La Thora des Hébreux
Le texte de la Thora a fait l’objet de recherches approfondies, et peut servir d’exemple pour illustrer les réalités historiques sur les sources concernant les autres peuples, telles que les Veda des Indiens, les poèmes homériques ou les Edda des Germains.

1er cycle : erreurs dues à la transmission orale

Les traditions rapportées par la Thora ont été conservées au cours de longs siècles dans la mémoire des hommes, se transmettant par voie orale de narrateur en narrateur. Au cours des siècles, divers changements peuvent avoir lieu. Le fin noyau de vérité se voit grossir d’une écorce épaisse d’additions légendaires, fruit de l’imagination des hommes, de leurs aspirations et de leurs souhaits.
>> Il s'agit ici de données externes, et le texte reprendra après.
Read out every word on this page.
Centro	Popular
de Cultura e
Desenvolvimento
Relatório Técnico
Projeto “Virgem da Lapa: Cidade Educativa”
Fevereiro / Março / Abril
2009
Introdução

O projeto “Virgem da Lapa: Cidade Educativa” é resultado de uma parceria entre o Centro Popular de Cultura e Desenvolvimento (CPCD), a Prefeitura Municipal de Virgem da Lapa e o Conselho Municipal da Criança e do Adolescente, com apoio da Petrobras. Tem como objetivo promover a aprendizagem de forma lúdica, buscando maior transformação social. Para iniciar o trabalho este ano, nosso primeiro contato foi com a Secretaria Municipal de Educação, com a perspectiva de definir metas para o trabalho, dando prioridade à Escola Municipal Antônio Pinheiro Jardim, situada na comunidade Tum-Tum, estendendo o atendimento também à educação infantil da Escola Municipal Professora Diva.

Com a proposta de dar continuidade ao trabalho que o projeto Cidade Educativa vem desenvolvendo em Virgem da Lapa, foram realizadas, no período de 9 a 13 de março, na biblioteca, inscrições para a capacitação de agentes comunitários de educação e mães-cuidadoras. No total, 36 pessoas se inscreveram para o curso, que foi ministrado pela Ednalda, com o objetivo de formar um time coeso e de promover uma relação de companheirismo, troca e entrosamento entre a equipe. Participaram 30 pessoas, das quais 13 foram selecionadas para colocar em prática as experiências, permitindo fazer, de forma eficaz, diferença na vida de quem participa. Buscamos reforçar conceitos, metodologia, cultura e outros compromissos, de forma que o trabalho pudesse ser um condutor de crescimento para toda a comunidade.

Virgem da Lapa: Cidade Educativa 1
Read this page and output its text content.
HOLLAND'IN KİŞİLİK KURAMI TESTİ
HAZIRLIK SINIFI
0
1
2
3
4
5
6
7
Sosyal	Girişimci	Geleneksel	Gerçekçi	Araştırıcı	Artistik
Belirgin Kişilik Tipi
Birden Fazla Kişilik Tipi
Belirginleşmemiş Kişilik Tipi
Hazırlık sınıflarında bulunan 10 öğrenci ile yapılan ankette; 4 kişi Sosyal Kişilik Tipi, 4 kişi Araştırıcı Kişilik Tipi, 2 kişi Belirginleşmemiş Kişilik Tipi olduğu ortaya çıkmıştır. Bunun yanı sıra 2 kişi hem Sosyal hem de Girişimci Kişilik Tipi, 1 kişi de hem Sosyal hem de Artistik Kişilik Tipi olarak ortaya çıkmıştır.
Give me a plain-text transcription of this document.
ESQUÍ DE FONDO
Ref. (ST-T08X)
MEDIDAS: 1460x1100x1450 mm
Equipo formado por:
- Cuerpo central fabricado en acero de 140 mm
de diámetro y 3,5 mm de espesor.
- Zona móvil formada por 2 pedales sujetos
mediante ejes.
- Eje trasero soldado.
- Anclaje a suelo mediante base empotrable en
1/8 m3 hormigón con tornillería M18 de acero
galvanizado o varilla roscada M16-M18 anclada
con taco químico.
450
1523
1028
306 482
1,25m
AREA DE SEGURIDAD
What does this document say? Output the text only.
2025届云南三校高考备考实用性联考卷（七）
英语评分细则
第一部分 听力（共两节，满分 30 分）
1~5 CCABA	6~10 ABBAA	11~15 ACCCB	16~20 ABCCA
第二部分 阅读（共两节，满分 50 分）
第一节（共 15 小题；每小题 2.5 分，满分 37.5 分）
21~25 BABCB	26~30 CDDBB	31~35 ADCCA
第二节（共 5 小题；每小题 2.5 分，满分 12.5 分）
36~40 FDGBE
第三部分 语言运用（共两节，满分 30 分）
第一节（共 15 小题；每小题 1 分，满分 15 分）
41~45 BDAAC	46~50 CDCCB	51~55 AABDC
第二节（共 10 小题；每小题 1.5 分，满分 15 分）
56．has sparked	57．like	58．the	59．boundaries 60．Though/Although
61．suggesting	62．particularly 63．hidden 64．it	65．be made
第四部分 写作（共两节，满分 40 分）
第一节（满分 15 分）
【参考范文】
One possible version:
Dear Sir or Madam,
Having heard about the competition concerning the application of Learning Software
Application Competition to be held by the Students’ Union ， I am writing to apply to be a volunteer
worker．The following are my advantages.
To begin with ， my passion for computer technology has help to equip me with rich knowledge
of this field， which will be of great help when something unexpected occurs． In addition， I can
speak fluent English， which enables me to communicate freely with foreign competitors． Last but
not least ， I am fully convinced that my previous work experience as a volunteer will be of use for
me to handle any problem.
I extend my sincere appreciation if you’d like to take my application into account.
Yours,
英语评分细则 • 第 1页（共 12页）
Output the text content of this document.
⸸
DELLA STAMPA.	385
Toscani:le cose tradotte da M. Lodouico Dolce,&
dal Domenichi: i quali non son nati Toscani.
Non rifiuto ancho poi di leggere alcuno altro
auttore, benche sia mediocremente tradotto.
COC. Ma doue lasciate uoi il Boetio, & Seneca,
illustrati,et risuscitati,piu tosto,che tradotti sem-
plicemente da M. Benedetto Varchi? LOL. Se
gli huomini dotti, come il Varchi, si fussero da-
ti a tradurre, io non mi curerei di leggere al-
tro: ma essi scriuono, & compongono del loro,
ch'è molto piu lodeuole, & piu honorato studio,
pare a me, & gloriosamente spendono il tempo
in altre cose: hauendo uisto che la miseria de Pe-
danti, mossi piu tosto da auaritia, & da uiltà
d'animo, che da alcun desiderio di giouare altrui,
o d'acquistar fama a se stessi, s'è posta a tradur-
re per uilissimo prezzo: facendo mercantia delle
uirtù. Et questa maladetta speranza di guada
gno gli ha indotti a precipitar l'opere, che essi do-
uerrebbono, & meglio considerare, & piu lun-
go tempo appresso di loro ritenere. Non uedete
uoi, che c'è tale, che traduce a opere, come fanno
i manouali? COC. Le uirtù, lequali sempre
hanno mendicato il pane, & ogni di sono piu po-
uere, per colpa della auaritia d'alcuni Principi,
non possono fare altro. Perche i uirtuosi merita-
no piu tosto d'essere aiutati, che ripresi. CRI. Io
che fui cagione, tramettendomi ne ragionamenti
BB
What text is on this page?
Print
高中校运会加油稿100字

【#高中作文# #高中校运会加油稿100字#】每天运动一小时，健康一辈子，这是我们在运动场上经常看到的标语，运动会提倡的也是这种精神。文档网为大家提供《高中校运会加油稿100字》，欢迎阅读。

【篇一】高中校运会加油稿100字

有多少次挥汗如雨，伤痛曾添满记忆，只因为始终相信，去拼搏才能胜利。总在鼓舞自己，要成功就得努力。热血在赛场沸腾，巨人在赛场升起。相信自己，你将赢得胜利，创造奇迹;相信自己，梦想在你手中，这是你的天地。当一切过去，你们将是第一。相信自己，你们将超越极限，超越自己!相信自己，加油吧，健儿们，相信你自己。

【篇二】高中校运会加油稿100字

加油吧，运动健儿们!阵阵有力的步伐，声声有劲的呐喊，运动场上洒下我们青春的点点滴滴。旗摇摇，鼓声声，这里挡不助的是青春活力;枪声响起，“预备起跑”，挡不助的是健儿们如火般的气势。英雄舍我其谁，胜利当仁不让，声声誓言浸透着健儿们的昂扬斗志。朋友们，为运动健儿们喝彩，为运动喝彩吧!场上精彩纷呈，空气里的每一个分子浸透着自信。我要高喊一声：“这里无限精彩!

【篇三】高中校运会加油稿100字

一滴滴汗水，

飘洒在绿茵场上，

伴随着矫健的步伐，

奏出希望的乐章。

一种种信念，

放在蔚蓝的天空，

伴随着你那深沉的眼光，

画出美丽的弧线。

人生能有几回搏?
La teneur des coutumes varie selon la capacité de chaque narrateur dans la mémorisation et son habileté dans l’art de l’expression, sans compter les narrateurs tendancieux et malintentionnés, ainsi que les nécessités de revaloriser les traditions anciennes en leur donnant un contenu nouveau. Aussi, faut-il la précaution extrême dans l’utilisation des données que renferment les livres sacrés, afin de déceler le noyau de vérité à travers l’écorce légendaire qui l’entoure et les additions tendancieuses qui les surchargent (1).

2e cycle : erreurs dues aux interpolations successives

Le premier cycle d’erreurs est bientôt suivi d’un deuxième.
Le texte, une fois fixé par écrit, avec toutes les erreurs dues aux narrateurs inhabiles ou tendancieux, avec sa part de vérités et de légendes, le texte écrit subit un deuxième cycle d’erreurs, causées par des interpolations successives visant à l’adapter aux circonstances nouvelles. Prenons par exemple le cas de la Thora : trois versions principales existent, contenant des variantes infinies et des divergences graves. Les Juifs, à partir de l’Exil, au VIe siècle avant notre ère, se sont dispersés dans le monde. Diverses communautés songèrent à compiler l’héritage des aïeux, chacun travaillant à part et sans tenir compte des efforts des autres. Trois versions virent le jour. La version samaritaine (2), qui était en vigueur en Palestine, ne contient que le Pentateuque ou les cinq livres de la Thora imputée à Moïse. Elle fut compilée par les Samaritains mosaïques, les rejetons des Béni Israël, c’est-à-dire des descendants des tribus hébraïques qui s’étaient infiltrées dans le Nord de Canaan.  Les Samaritains mosaïques soutiennent qu’ils constituent la véritable postérité d’Israël, alors que les Juifs  seraient des éléments hétérogènes qui ont interpolé la Thora (3). Des divergences séparent les Samaritains des Juifs dans les domaines cultuel et juridique (4).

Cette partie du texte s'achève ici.